Material and methods
Patients
The clinical trial DRKS00023283 (http://apps.who.int/trialsearch/) aimed to clarify whether different patterns of storage of explanted skull flaps after DC, in particular storage at different degrees of ℃, may prognosticate late complications after cranioplasty, among others infection of the skull flaps implants. To this end, we analyzed explanted skull flaps of only deceased adult patients, who underwent a DC in our Department between June 2019 and October 2020 for an acute malignant brain swelling. The trial has been approved by the local ethic committee of University of Muenster (ethic votum: 2020-340-f-S). Informed consent for inclusion in the research and publication was obtained by their legal representatives.

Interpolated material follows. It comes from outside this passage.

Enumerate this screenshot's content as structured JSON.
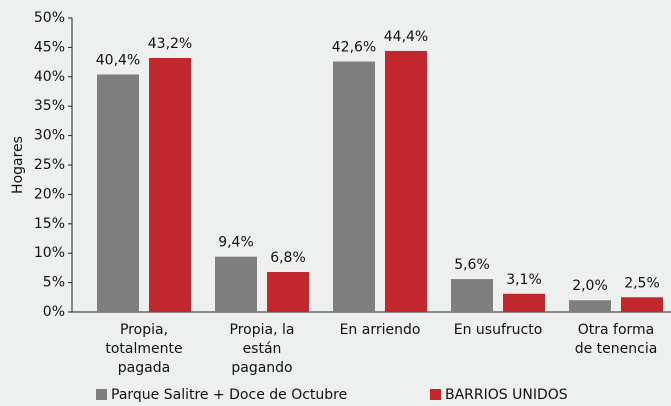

We included in our assays explanted skull flaps of 17 patients, 8 skulls were preserved at − 23 °C (group A), whereas 9 at − 80 °C. In addition, we assessed another group C, which comprised 2 sterile CAD (1 vancomycin-soaked). Specific parameters of demographics, surgical procedure and storage, i.e. age (years), sex (m/w), cause of malignant brain swelling (stroke vs. sTBI), additional skull fracture (yes/no), infection prior to DC (yes/no), duration of DC (minutes), duration (months) and temperature of cryostorage (23 °C vs. − 80 °C) have been included as potential prognostic factors in our statistical analysis (Fig. 1). As endpoints of our study were defined (1) the identification of microorganisms in the bacterial cultures (yes/no) and (2) in case of growth, the patterns of the colonies (Fig. 2) of microorganisms, f.i. concentration of microorganism.
Material collection, storage and microbiological analysis
The bone flaps were collected during DC, sterile packed in triple plastic bags and stored in a medical freezer at a temperature of either − 23 °C (DCs between June and November 2019) or − 80 °C (DCs between December 2019 and October 2020). For the purposes of the microbiological assays, the skulls were thawed at room temperature for 2 h using strictly aseptic technology. The bone flaps were then crushed with a hammer and bone rongeur forceps; five of the resulting centrally located bone fragments (cortex and cancellous bone, sized approximately 0.8 × 2 cm) of each skull flap, have been processed for further microbiological investigations. Two of these fragments were used for aerobic and anaerobic cultures, respectively, according to quality standards of microbiological diagnostic [16].
For the purposes of the aerobic microbiological analysis each bone fragment was rolled out onto chocolate agar (Chocolate PolyViteX Agar, bioMérieux, Marcy l’Étoile, France) and blood agar (Columbia agar with 5% sheep blood, BD, Heidelberg) and at least put in liquid brain heart infusion (BBL™ Brain Heart Infusion, BD, Heidelberg) for enrichment. By analogy, anaerobic culture was performed with an anaerobic blood agar plate (Schaedler agar with 5% sheep blood, BD, Heidelberg) and liquid thioglycolate medium (BBL™ Enriched Thioglycollate Medium with vitamin K1 & Hemin, BD, Heidelberg) for enrichment. The inoculated media were incubated for 14 days at 35 °C ambient air plus 5% CO2. All media were assessed for growth at 48 h, 7 and 14 days. In case of positive cultures, extent of growth was quantified in a semiquantitative manner by categorizing as light, moderate or heavy growth. If solid media showed no growth after 14 days of incubation, subcultures from the liquid enrichment media were performed on blood agar or anaerobic blood agar, respectively, followed by an incubation period of three days under conditions described above. MALDI-TOF MS was employed for bacterial identification.
In a second step, contamination experiments were performed with the remaining three of the five fragments of each skull flap (group A and B) as well as the three fragments of each of the CAD skulls (group C). Each of the bone and CAD fragments were transferred to a suspension of the reference strains Staphylococcus aureus ATCC 25923, Staphylococcus epidermidis ATCC12228, and Cutibacterium acnes ATCC 6919 at a concentration of 103 colony forming unit (CFU)/ml in PBS and then stored in a refrigerator overnight at 5 °C.
The following morning, the contaminated fragments were wiped dry on a sterile gauze paid. Subsequently, S. aureus- and S. epidermidis-contaminated fragments were rolled out onto chocolate blood agar plates, whereas C. acnes-contaminated fragment onto anaerobic blood agar plate. Each fragment was then placed in thioglycolate medium. Culture conditions were chosen and procedures were conducted as described above.
Standard statistical methods were used for the comparisons between the subgroup. Additionally, we used a linear mixed model to account for repeated measurements. P-values < 0.05 were considered as statistically significant.